E os bastidores? Afetou ainda mais o ânimo do governo? O presidente, por vontade própria ou por decisão dos que cuidam de sua imagem, vai mudar a postura pública? O governo insinua que há interesses por trás da reportagem? Quais ele identifica?
Transparência
Uma das cartas do Painel do Leitor (‘Infâmia’) considera que ‘a Folha torna-se porta-voz desse preconceito e dessa infâmia [a reportagem do `NYT´] ao reproduzi-la acriticamente e com tanto destaque’. O jornal poderia ter explicado as razões jornalísticas que o levaram a reproduzir na íntegra a reportagem do ‘NYT’, mesmo quando um de seus secretários de Redação considera o trabalho um ‘lixo’. Existem razões que justificam a publicação com destaque e o jornal teria sido mais transparente se as indicasse.

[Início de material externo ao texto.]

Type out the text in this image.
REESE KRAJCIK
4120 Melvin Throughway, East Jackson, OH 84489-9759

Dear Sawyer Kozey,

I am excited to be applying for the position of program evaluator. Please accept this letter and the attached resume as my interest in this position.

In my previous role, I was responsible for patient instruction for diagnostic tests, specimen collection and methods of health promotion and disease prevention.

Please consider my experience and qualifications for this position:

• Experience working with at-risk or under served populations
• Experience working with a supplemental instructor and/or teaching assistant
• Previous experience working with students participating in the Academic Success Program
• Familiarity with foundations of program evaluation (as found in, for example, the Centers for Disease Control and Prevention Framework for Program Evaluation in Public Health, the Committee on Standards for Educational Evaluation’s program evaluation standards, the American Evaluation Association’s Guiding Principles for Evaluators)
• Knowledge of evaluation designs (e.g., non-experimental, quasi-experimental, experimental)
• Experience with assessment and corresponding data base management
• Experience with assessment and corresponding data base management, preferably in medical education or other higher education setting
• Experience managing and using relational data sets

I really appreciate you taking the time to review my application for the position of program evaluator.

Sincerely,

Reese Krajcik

Acho que a Folha age bem quando não responde a cartas de leitores que o criticam. É um direito dos leitores se manifestarem e questionarem o jornal que lêem. Mas em alguns casos, como neste, não se trata de uma contestação ao leitor, mas de um dever que a Folha tem de explicar de forma clara suas decisões editoriais em assuntos polêmicos.
Iraque
O ‘Estado’ tem foto mais recente do soldado Sivitz, acusado de ter participado das torturas a prisioneiros iraquianos. A da Folha é de 1998.
Ex-militares no tráfico
Não entendi por que, na reportagem ‘Ex-militares tentam evitar adesão ao tráfico’ (Cotidiano C3), usa-se o nome fictício de Ivã para um ex-soldado que hoje é a segurança particular de um grande traficante do Rio, Róbson André da Silva. Se ele é a segurança e braço-direito do traficante, imagino que a polícia e todos saibam de quem se trata e deva estar sendo perseguido. Em todos os outros casos narrados na reportagem constam os nomes dos ex-militares envolvidos com o tráfico.
Domingo
1 – Os mesmos programas sociais, duas abordagens distintas. Na coluna do Elio Gaspari: ‘Tucanos, invejai o êxito do PT’. Em Cotidiano, na capa:
‘Marta cumpre 54% de sua meta social’. Os dois tratam das ações de transferência de renda do governo da Marta Suplicy. Gaspari: ‘Quando o PT trabalha sem aparelhar a máquina do Estado, confiando no povo, produz êxitos’. E dá dados que mostram que os programas tiveram efeito na zona leste de São Paulo. Cotidiano: ‘Em histórias e números, o cenário dos programas sociais é de contradições’. E mostra o tanto que a Prefeitura prometeu e não cumpriu.
Os dois devem estar certos.
2 – Acho difícil que a distribuição demográfica dos cintas-largas na reserva Roosevelt seja a que a Folha informa na página A12 de Brasil (‘Índios explicam os motivos da chacina de 29 garimpeiros’). A reportagem diz que são 1300 índios, sendo 700 crianças (54%) e 400 guerreiros (31%). Isso significa que o total de mulheres adultas e de velhos é de apenas 200 pessoas (15%). É isso mesmo? Teria sido importante ter citado a fonte.